Attention to real-world data
This study by Gervès-Pinquié and colleagues adds to the literature indicating that further studies on real-world patients are important and necessary in establishing the benefits of PAP therapy, according to an accompanying editorial by Brendan T. Keenan, MS, of the division of sleep medicine in the department of medicine at the University of Pennsylvania Perelman School of Medicine, and Raphael Heinzer, MD, MPH, of the Center for Investigation and Research in Sleep at University Hospital of Lausanne on Switzerland.

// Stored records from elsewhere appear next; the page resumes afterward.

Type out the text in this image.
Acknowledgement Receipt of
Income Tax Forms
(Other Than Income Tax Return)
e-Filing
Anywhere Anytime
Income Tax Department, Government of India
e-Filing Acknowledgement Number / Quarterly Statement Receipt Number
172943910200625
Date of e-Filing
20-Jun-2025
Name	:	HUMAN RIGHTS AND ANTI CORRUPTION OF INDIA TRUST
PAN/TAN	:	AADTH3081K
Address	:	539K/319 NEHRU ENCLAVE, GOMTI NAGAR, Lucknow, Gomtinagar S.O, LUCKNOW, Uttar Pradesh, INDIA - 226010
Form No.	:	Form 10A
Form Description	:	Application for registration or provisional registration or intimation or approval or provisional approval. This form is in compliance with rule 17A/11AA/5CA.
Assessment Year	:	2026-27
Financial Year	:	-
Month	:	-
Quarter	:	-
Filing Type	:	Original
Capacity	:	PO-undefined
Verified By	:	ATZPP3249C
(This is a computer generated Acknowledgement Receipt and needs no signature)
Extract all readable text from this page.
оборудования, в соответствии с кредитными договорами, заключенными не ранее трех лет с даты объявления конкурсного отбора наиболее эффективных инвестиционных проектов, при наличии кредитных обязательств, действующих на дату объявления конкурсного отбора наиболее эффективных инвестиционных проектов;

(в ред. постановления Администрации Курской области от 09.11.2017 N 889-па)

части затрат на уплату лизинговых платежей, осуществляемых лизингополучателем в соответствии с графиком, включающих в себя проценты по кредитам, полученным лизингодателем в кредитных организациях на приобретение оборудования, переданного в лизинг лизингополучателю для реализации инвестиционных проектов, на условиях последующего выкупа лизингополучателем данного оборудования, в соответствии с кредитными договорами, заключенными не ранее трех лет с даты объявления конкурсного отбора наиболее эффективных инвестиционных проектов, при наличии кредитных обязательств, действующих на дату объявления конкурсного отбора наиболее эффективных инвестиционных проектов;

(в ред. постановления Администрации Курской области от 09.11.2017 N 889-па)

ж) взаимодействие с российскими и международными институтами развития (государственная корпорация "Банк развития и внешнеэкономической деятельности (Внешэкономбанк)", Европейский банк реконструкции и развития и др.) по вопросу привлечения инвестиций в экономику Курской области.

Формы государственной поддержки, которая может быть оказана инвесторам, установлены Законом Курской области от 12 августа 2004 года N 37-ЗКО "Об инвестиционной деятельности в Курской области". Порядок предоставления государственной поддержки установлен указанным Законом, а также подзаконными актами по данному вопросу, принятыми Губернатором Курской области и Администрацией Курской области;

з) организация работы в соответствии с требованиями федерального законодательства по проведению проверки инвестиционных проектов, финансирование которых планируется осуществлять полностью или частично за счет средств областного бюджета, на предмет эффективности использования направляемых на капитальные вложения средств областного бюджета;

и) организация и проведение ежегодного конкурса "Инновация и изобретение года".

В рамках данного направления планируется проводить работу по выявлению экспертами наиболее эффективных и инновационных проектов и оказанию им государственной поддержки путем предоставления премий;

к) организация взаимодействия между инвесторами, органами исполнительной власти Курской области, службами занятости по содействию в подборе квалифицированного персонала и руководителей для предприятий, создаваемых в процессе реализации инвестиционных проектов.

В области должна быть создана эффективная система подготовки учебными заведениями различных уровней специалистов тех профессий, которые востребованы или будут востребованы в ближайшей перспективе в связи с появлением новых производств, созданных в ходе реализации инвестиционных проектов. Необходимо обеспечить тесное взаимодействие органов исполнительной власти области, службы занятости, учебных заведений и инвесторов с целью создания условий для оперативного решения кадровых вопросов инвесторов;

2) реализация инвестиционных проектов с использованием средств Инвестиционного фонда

“These data support the notion that the focus on secondary prevention and the exclusion of more severe and more symptomatic patients may explain recent neutral or negative randomized trials on the cardiovascular benefits of CPAP,” Keenan and Heinzer wrote. “Alternative approaches to randomization are needed to study these real-world patients. In this regard, the present article provides a roadmap for other researchers embarking on studies estimating treatment effects in observational data.”
Overall, this study provides data showing the benefit of CPAP for real-world patients who may otherwise have been excluded from clinical trials, they added.
“Patients with OSA who are male, do not have existing cardiovascular disease (eg, primary prevention), or are in the excessively sleepy OSA symptom subtype are more likely to have cardiovascular-specific benefits from CPAP,” Keenan and Heinzer wrote. “If confirmed in other cohorts, ideally with more detailed information on mortality, these factors are likely to have clinical utility for prioritizing and personalizing OSA treatment.”